Reduced Listening in London believe in producing stand-out audio that platforms progressive ideas and produces radical entertainment. They seek to make audio that inspires and moves listeners - opening windows to new worlds. They specialise in investigative narrative podcast series/documentaries, audio drama and conversational podcasts. While no subject matter is off limits they often focus on factual, arts, music, history, social issues, human rights, digital world/future thinking and solutions journalism.

 

Audio Lab 2024 Creators and Podcasts

Jay Behrouzi-Sneade

Melting Pot

Jay Behrouzi-Sneade is a Filipino-Iranian journalist from Liverpool hailing from a long line of passionate cooks! Replicating global cuisine at home was a big part of her upbringing as a part of her a multi-heritage expat family in the United Arab Emirates.

Jay discovers culinary delights and science in her podcast Melting Pot alongside Big Manny.

They talk Maillard Reactions, osmosis, and emulsions. Across the series Jay visits the kitchens of actresses, hockey players, private chefs and bakers to find out how the act of cooking by migrants reminds them of home and reflects their experiences.

 

Mia Thornton

Instrumental: Black British Trailblazers

Mia Thornton is a creative producer currently based in Liverpool. Mia is driven by a passion for storytelling and a commitment to amplifying Black voices. She has worked on a wide range of creative projects for both global brands and community-based initiatives, showcasing her talent and versatility.

Mia in her podcast Instrumental celebrates Black artists who have played a pivotal role in the advancement of British music.

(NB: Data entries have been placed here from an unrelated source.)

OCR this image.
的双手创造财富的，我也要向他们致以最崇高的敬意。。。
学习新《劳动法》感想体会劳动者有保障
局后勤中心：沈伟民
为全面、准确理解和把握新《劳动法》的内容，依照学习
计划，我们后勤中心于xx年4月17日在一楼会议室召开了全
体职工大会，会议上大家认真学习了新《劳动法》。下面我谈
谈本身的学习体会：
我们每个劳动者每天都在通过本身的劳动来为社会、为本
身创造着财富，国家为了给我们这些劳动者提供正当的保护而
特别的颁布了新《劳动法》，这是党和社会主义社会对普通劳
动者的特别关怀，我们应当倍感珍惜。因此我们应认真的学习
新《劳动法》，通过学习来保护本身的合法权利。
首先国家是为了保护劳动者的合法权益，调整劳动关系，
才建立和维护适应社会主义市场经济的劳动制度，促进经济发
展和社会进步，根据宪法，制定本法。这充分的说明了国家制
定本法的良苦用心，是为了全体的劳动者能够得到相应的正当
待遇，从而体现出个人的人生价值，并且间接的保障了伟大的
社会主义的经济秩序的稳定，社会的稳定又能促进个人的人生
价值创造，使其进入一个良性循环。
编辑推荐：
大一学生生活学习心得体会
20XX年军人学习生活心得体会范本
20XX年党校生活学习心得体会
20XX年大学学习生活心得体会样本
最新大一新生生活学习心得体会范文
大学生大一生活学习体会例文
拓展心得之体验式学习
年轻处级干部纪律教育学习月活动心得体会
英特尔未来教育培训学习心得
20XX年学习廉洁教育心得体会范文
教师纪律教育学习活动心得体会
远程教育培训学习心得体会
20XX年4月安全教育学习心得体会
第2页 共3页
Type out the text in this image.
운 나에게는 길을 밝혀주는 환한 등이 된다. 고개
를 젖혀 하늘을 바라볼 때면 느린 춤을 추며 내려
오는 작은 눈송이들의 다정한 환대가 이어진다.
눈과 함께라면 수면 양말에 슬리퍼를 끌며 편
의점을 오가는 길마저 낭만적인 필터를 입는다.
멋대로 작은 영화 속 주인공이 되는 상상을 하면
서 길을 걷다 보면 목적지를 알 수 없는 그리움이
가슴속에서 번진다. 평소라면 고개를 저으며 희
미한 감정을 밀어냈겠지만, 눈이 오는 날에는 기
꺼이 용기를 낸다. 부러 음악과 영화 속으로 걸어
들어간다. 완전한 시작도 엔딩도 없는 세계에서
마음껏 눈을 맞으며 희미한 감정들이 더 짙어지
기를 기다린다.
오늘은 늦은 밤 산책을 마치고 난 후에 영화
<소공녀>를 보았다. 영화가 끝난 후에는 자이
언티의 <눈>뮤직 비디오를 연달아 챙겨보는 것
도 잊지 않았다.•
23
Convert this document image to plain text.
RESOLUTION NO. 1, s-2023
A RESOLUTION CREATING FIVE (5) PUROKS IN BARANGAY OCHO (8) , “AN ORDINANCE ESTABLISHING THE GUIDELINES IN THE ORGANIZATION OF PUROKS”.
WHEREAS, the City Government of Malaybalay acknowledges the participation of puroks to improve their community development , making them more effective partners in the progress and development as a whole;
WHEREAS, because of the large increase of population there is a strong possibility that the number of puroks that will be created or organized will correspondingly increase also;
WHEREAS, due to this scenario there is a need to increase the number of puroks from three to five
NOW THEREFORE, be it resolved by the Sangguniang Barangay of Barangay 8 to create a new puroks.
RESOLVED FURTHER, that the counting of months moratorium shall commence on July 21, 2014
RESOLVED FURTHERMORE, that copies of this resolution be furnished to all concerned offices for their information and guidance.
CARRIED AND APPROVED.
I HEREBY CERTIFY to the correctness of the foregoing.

We hear about the trailblazers who revolutionised classical music, the DJs who propelled rave culture, the punk icons who challenged norms, and the folk musician who resurrected Black in British folk song.

 

Meg Elliot

Heart & Stone

Meg Elliot is a writer, zine-maker, and mountain biker from Shropshire. She is fascinated by story, folklore, and the way memory lives in landscapes. Meg co-creates a zine exploring nature through art and writing and is one half of The InBetween Collective, an international creative group sharing stories of culture, resistance and celebration. She has also worked on heritage projects across the UK investigating the social impact of environmental projects.

Meg’s podcast Heart & Stone is about understanding what folk means to communities across the UK today; asking who decides what stories to remember and if a stone circle needs to be ancient to have meaning?

 

Hugh Sheehan

Criminally Queer: The Bolton 7

Hugh Sheehan is an audio producer and musician/composer originally from Birmingham. Much of his work explores questions around gender and sexuality, desire and shame, assimilation, and radicalism. In 2020 he was commissioned as a New Creative by BBC Arts and Arts Council England to make Lost Time - an audio short contemplating LGBTQ+ people’s experiences in getting to live life on their own terms.

Hugh in his podcast Criminally Queer: The Bolton Seven, looks back at one of the biggest miscarriages of justice in recent British LGBTQ+ history, and examines how this scarcely-known legal case played a significant role in the fight for gay rights.